Funny how so many men get super whiny when women point out that soothing fragile male egos is bullshit. If you want to be tough guys, just toughen up. Stop being weak and fragile and demanding women lie to you about how tough and strong you are.
Since a lot of people seem confused by this (though most are faking), let's go through the history. It used to be that when a woman was expecting, there was one baby shower. This was coded as feminine in the extreme and usually men didn't even attend.
But as time went on, this expectation that fathers take more of a role in their baby's life grew. But men do not like going to baby showers, with baby stuff that is viewed as emasculating. But then the idea of a "gender reveal" party came about — basically a second baby shower.

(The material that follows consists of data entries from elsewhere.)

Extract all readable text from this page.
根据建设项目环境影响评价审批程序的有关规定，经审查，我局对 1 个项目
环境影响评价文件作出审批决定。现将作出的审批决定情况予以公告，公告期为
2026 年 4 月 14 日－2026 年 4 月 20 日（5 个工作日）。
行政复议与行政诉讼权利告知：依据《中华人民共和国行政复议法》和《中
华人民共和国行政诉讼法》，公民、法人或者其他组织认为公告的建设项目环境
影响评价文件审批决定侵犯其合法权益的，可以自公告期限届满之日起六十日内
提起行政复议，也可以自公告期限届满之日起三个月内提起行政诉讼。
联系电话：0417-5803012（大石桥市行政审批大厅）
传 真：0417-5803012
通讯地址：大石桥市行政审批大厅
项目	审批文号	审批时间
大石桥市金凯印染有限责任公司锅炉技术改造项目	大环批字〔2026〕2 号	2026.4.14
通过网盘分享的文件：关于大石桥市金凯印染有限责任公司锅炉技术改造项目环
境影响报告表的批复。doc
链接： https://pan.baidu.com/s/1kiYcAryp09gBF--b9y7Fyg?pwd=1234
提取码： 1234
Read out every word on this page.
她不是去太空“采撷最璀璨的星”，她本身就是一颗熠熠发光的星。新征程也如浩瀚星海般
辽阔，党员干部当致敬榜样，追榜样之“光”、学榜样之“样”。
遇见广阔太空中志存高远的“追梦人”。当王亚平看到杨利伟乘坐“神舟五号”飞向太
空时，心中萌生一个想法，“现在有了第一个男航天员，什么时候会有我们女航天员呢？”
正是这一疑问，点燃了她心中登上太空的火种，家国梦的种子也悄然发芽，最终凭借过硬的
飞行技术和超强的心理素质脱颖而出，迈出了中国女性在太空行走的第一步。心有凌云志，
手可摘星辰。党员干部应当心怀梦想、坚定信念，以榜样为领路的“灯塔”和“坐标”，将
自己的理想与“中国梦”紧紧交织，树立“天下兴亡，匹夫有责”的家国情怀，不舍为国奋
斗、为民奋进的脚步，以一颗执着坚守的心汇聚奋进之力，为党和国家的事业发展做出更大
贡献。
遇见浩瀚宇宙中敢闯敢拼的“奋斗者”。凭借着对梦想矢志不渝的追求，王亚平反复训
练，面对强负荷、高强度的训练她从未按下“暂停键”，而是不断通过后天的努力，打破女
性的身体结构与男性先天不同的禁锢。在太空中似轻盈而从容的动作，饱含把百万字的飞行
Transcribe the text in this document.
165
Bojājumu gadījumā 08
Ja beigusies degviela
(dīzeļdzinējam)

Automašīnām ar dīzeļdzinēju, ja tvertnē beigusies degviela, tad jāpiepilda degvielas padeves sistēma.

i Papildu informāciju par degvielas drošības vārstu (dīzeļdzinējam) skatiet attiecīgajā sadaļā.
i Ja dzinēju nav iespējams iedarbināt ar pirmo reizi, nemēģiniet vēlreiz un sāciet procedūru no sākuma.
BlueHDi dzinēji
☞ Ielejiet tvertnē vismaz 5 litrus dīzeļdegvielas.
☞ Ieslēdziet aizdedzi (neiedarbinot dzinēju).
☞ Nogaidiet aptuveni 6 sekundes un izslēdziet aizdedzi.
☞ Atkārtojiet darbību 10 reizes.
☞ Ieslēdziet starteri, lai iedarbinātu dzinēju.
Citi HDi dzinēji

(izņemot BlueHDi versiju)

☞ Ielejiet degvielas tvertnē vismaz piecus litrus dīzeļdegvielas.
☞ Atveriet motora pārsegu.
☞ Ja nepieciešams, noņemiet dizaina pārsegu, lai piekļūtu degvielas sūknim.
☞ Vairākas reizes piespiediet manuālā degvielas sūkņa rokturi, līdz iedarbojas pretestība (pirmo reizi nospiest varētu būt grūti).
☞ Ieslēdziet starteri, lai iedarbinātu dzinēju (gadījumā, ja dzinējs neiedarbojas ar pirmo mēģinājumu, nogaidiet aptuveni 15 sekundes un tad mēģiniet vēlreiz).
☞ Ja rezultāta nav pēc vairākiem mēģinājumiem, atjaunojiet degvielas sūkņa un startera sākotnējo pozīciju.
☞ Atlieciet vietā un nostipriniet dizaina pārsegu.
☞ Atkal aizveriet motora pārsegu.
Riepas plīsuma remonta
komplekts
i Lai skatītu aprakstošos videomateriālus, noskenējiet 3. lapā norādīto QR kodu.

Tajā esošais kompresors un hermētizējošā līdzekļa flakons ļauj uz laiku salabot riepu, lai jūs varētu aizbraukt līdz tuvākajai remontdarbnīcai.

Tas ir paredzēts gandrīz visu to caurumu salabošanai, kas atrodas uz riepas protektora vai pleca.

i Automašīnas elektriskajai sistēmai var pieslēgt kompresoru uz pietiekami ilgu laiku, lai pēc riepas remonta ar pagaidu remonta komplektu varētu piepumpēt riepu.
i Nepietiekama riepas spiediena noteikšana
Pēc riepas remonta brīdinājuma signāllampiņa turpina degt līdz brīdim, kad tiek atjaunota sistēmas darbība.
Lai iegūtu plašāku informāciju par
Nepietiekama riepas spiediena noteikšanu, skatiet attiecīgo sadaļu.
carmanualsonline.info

Gender reveal parties quickly evolved to be "dad's" baby shower — the one that men go to and have a more central role in. And subsequently, all these over-the-top manly man reassurance rituals grew, such as blowing shit up or using smoke machines or guns.
I would say I hope that clears things up, but I'm pretty sure all the people resisting this know exactly what I'm saying and just dislike a woman speaking out against all the time and energy that is expected of us to soothe fragile male egos.
Also, let's go back to the good old days when there was just one baby shower. /fin
Okay, one more for the people saying "but women are the ones who plan the gender reveal parties"! No shit, Sherlock. The job of bribing, cajoling and begging men to be involved with their own children is of course given to women. That is just further proof of the sexism here.
That's what feminists mean with phrases like "emotional labor". Men needing constant reassurance they're manly, and expecting women to do that work for them, such as organizing the "I'm still a man even though this is a baby shower" parties.